SFWMD Governing Board Approves Contract to Advance Removal of Old Tamiami Trail

SFWMD Governing Board Approves Contract to Advance Removal of Old Tamiami Trail

Agreement with Florida Power and Light to relocate power lines clears way for critical Everglades restoration project improving freshwater flows south to Everglades National Park
WEST PALM BEACH, Fla. – The South Florida Water Management District (SFWMD) Governing Board today approved an agreement with Florida Power and Light (FPL) that will advance the removal of 5.5 miles of Old Tamiami Trail roadbed in Miami-Dade County.
The agreement includes FPL burying existing power lines, which clears the way for SFWMD to remove the old road. This critical Everglades restoration project will restore the historical flow of freshwater south into Everglades National Park and Florida Bay that has been blocked for nearly a century.
“Since it was built 100 years ago, Old Tamiami Trail has created a barrier that blocks the flow of freshwater south to Everglades National Park. Removing this stretch of road will allow the water to flow south as nature intended,” said SFWMD Governing Board Member Ron Bergeron. “We have seen a lot of positive momentum on restoration efforts for Tamiami Trail under the leadership and directive of Gov. Ron DeSantis. With this Board’s vote, I’m looking forward to doing all we can to move this important project forward.”
FPL President and CEO Eric Silagy added: “Our company has been deeply involved in protecting and supporting restoration of the Everglades for decades. As one of the nation’s cleanest, most reliable and most affordable energy providers with a long-standing commitment to the environment, we are proud to partner with the South Florida Water Management District on this important project which will benefit not only the Everglades, but also the people and communities we both serve.”
Work removing the road is expected to begin next spring and is expected to be completed by 2021.

Additional stakeholders applauded the Governing Board’s action.
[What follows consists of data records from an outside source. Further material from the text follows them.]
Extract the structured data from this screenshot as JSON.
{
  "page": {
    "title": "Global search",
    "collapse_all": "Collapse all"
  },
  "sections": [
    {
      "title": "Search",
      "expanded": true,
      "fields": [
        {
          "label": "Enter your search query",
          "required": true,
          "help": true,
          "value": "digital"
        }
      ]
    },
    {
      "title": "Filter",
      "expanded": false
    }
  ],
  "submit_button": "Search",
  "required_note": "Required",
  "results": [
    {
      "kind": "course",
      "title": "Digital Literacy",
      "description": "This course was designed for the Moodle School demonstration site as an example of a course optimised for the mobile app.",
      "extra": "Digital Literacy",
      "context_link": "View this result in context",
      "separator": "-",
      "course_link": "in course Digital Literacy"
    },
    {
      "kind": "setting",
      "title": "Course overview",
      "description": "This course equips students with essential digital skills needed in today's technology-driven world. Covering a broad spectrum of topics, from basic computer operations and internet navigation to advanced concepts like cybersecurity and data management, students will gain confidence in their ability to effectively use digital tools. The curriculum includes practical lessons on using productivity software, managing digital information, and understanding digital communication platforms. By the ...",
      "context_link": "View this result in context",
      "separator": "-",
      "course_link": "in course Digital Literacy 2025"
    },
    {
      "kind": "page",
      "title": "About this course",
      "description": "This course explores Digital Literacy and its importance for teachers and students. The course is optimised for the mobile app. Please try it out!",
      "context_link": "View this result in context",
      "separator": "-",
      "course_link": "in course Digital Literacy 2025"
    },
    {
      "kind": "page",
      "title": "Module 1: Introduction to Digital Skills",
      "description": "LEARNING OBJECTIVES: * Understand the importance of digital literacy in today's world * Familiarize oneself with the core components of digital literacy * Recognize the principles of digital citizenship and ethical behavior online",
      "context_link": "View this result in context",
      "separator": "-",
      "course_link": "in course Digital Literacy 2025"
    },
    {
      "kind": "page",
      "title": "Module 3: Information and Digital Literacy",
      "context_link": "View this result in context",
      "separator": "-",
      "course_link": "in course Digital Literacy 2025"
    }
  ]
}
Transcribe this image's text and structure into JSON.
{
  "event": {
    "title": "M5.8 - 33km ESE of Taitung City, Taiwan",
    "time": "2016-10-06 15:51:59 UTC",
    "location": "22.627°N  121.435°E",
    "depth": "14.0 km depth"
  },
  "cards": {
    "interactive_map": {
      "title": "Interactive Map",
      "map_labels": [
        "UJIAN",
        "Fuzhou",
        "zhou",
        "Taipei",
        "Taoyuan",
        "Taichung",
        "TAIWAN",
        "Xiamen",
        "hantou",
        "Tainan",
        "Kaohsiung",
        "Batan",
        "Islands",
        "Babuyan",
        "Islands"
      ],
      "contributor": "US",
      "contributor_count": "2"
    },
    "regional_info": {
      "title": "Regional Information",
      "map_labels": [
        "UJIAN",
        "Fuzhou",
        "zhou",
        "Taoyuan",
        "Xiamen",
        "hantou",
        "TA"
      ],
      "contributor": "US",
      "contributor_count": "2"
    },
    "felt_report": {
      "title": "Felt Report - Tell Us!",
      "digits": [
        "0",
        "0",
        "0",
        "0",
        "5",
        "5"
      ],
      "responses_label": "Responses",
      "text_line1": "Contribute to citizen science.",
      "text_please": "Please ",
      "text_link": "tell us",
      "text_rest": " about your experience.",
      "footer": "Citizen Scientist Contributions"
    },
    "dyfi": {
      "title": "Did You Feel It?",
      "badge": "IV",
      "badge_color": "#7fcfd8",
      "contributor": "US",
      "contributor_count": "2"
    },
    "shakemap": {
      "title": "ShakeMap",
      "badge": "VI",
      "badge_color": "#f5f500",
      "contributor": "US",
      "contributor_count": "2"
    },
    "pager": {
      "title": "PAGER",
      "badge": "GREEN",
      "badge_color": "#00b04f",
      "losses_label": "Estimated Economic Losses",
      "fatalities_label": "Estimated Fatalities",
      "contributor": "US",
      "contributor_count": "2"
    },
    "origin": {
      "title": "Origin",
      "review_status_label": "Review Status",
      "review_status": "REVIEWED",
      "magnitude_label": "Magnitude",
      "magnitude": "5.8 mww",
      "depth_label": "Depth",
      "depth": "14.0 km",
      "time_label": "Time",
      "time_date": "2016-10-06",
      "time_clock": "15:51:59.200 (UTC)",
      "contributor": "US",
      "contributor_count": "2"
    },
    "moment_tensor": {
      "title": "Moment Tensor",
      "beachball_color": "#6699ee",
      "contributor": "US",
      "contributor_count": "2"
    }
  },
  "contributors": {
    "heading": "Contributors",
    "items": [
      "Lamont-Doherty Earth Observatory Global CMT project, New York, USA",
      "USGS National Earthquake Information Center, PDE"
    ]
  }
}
“Gov. DeSantis made expediting Everglades restoration projects a key part of his environmental agenda, and today’s vote by the SFWMD advances a critical Everglades restoration project that restores the southern flow of much-needed water through Everglades National Park and Florida Bay,” said Florida Department of Environmental Protection Secretary Noah Valenstein. “The Department will continue to work closely with the water management district to expedite and advance Everglades restoration projects as quickly as possible.”
“This is very exciting news. Relocating power lines along Old Tamiami Trail is the first step to remove portions of the road and enhance the performance of the two new bridges along Tamiami,” said Celeste De Palma, Director of Everglades Policy, Audubon Florida. “This is a critical first step to remove impediments to flow into Everglades National Park and we’re grateful to the South Florida Water Management District and Florida Power and Light for making this a top priority.”

“Removing old Tamiami Trail will clear the way to flow water into Everglades National Park – water that is desperately needed to restore our national parks and connected ecosystems,” said Cara Capp, Everglades Restoration Program Manager for the National Parks Conservation Association. “We applaud the South Florida Water Management District for finding ways to expedite key projects to send water south. Everglades National Park and Florida Bay will benefit from this leadership and investment.”

“Today’s announcement eliminates one of the last obstacles to removing the Old Tamami Trail,” said Eric Eikenberg, CEO of The Everglades Foundation. “This will help to restore a strip of marsh that was paved over nearly 100 years ago before it was known as Everglades National Park.  It will also allow water management infrastructure to operate more effectively.  The ultimate Everglades restoration objective is to flow more water under the Tamiami Trail bridges — further to the east.  The Old Tamiami Trail is a relic of the past and removing it will allow natural habitat within this Wetland of International Importance to re-establish.”